Dolayısıyla Suriye’de rejim değişimini savunan aktörler açısından daha somut ve sert dış
politika seçenekleri tartışılmaya başlanmıştır. Bu çerçevede güvenli bölge seçeneği ön plana
 çıkmaktadır.
- Güvenli bölge oluşturulurken şu unsurlar dikkate alınmalıdır: Güvenli bölge kurulması
düşünülen alanlarda yaşayan nüfusun etnik, dinsel, mezhepsel dağılımı. Yerel unsurların
Suriye rejimi ve muhalefeti ile ilişkisi, ayaklanma hareketine bakışları. Yerel halkın Türkiye’ye bakışı ve bir güvenli bölge oluşumuna nasıl yaklaşacağı. Bölgede Türkiye açısından güvenlik tehdidi oluşturabilecek devlet dışı güçlerin varlığı. Son olarak da bölgenin coğrafi durumu.
- Suriye içinde oluşturulacak güvenli bölgenin çok dar bir alanda kurulması, hem insani
barınma hem de askeri korumasının sağlanması açısından sıkıntı doğurabilir. Bu nedenle
güvenli bölge oluşturulacaksa en azından 20 kilometrelik bir derinliğe sahip olması gerekir.
Ancak bu bölgenin Suriye içindeki sınırı düz bir hat olmayacaktır. Coğrafi koşullar ve
yerleşim birimleri dikkate alınarak sınır Suriye içine ya da Türkiye tarafına daha yakın
bölgelere çekilebilir. Bu bölgeye doğal olarak karadan ve havadan askeri koruma sağlanması
gerekecektir.
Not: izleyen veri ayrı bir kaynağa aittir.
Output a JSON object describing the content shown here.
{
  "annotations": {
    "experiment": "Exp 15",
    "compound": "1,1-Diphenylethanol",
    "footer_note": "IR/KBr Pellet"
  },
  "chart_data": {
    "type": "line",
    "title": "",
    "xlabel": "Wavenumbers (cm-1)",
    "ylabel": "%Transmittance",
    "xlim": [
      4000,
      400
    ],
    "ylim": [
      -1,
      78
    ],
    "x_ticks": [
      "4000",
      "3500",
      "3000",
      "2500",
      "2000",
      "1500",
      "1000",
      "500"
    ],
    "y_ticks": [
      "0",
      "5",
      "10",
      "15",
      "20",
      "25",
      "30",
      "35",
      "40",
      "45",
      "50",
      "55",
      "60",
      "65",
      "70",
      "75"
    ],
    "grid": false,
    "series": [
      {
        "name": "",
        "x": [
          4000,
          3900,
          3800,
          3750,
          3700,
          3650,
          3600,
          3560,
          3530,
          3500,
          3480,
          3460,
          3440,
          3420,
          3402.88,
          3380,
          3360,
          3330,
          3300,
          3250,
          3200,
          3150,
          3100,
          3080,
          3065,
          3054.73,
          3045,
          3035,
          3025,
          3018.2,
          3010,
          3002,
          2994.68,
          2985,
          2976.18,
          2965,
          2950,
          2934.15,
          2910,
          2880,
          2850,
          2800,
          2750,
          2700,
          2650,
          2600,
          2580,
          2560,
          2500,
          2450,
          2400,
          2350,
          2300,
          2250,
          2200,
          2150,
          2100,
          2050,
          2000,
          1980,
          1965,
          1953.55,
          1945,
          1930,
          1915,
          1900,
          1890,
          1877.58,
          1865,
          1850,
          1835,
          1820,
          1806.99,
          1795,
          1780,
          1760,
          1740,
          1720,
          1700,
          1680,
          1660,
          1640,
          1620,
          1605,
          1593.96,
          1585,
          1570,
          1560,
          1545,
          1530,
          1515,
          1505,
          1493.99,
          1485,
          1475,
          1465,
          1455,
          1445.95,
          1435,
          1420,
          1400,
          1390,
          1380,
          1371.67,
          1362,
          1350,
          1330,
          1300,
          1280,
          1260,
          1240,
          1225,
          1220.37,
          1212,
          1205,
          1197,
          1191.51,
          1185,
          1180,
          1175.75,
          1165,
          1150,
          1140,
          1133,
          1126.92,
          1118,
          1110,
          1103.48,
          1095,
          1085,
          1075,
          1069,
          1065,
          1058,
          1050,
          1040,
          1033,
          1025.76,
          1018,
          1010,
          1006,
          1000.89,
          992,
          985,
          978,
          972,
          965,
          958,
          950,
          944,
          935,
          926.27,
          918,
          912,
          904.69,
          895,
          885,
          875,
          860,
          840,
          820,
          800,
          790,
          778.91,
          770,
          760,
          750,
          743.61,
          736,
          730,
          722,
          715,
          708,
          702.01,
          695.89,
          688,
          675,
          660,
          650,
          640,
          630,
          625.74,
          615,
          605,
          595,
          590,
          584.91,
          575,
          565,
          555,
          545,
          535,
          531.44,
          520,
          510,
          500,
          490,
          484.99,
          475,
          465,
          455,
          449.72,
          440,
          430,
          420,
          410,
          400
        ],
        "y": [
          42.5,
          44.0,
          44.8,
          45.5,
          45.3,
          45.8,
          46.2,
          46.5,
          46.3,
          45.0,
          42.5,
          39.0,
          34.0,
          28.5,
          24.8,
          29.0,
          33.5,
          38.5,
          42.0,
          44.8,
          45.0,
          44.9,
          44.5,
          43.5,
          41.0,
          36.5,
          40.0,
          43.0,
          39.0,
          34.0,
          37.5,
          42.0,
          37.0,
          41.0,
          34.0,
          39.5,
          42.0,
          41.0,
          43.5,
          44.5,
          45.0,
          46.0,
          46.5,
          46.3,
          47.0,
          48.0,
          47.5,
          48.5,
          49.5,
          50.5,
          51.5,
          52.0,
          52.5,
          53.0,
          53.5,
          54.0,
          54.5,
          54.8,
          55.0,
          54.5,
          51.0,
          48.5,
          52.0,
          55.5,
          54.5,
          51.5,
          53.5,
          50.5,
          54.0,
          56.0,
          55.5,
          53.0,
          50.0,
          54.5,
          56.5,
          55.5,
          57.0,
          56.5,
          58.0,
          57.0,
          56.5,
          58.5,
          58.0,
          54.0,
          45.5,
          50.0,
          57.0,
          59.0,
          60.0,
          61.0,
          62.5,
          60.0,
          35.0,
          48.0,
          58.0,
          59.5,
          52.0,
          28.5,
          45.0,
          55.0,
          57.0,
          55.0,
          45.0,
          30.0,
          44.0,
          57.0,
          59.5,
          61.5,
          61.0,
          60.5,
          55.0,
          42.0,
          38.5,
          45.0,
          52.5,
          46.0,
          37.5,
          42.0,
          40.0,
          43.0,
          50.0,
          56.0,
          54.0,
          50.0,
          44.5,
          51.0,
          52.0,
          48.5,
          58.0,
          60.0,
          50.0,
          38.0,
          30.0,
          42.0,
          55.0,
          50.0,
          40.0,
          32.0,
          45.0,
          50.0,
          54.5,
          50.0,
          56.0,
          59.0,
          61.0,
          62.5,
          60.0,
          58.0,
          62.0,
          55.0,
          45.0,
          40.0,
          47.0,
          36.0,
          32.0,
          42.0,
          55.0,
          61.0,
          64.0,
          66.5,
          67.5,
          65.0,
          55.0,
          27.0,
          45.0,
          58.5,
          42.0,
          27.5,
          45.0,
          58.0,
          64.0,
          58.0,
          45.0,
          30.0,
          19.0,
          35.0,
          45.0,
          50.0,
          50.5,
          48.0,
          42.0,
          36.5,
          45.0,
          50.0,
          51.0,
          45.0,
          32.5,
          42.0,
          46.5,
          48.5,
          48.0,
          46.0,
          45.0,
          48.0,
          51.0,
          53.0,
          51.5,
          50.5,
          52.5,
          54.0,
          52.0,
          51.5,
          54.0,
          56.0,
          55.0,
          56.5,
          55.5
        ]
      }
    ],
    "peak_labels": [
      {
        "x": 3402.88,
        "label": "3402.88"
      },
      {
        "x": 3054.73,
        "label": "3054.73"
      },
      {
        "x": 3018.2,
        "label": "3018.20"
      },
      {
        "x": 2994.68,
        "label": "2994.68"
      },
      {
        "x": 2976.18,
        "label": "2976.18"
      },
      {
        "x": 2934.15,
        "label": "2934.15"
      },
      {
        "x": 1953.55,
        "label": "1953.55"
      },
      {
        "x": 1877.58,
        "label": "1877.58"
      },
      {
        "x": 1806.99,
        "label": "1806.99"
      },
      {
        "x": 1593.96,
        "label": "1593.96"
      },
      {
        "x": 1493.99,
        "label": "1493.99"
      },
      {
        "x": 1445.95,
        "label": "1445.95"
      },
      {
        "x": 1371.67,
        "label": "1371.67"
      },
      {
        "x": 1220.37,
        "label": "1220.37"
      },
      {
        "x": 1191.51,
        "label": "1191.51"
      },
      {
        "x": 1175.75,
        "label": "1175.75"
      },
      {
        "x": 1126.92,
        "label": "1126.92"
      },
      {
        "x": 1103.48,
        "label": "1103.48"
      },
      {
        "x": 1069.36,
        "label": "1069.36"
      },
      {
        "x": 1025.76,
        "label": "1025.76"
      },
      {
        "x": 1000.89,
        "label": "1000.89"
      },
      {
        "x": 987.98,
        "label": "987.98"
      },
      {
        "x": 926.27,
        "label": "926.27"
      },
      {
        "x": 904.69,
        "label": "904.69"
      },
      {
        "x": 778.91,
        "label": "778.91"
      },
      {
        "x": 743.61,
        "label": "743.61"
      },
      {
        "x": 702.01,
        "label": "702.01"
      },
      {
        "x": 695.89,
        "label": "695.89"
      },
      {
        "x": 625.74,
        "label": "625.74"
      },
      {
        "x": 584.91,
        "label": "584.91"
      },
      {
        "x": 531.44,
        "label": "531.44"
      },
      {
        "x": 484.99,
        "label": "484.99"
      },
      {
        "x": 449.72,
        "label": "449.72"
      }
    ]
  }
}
Bölge her şeyden önce Suriye ordusunun operasyonlarından kaçan Suriyeli
sivillerin Türkiye topraklarına girmeden karşılanması ve güvenlik riski altında olmadan
barınmalarına hizmet edecektir. Türkiye böylece büyük göç dalgalarının yaratacağı,
ekonomik ve sosyal problemlerin önüne geçmeye çalışacaktır. Güvenli bölgenin kuruluşunun
Nihai amacının ne olacağına ilişkin sorunun yanıtı, güvenli bölgenin nerelerde ve nasıl
Oluşturulacağına da ışık tutmalıdır.”
Raporda dört alternatif de şu şekilde sıralanmış;1-En güvenli hat 2-En riskli hat 3-Az risk maksimum fayda 4-Alternatif Hat”
Bütün bunlara rağmen Türkiye’nin kararlaştırmadığı konu Kürt bölgesine direkt kendisinin mi yoksa Kuzey Irak Kürt Yönetiminin mi müdahale etmesi konusudur. Her iki konunun da risk taşıdığını belirtmek gerekir.
Bize göre Türkiye’nin bu kadar fazla bileşenle ayrı ayrı politikalar yürütme yerine Kürtlerle uzlaşma yollarını denemesidir. Sorunu ötelemek fayda sağlamaz. Eninde sonunda bir uzlaşma olacağına göre bu uzlaşmanın Türkiye üzerinden gerçekleşmesinin hem Kürtler için hem de Türkiye için faydalı olacağını görmek gerekiyor.